We are called upon to live in harmony with their regular rhythms and they will provide for our needs and delights! The rules are simple and clear. Treat everything you experience with respect and insist you are also treated with respect by all. Seek what you need, and find abundance that moves you to give thanks and be happy and content.
The other says that all True knowledge was given to only us and stored in our paradigm books in the official library that lasts through the silly mortal limitations of death and Plague and personal conflict. Everything belongs to those who seize power and declare themselves the direct representatives of the Divine in human life. Everyone else must bow or be killed, their views and ideas ignored.
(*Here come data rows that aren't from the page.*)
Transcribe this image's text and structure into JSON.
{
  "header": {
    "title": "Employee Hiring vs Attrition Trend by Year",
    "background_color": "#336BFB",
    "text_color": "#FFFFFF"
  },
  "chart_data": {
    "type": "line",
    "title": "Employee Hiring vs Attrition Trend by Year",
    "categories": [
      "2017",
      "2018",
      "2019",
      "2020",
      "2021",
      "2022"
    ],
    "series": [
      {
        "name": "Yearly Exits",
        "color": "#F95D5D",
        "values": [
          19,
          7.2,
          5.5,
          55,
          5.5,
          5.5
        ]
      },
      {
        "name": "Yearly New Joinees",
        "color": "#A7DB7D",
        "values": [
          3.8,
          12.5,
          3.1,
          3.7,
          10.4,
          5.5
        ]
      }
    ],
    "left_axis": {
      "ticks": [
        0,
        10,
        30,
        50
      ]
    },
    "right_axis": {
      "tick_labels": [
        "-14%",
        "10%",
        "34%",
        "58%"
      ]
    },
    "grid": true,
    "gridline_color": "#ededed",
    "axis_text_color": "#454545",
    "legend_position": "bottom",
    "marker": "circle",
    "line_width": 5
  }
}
This second view delights in the phrase, “There is no free lunch!” Everything must be paid for to those whose control of activities and profits allows them to rake in 10 percent growth in whatever it is that there accounting says it should be. They view everything and everyone as a source of revenue and advantage or interference in their process to be rolled over or destroyed.
Each of us gets to make our own choice, though the camps of the two perspectives are beginning to shift in this new millennium and Great Age. The modern millennium of the Dark Ages is finally over. Its worldview came to fruition in the technology and passion of World War I. Now the choice is to learn how to re-establish the global awareness of all indigenous peoples and the sages of the 6th century BCE or be the final casualties of PTSD nightmares of the modern folks.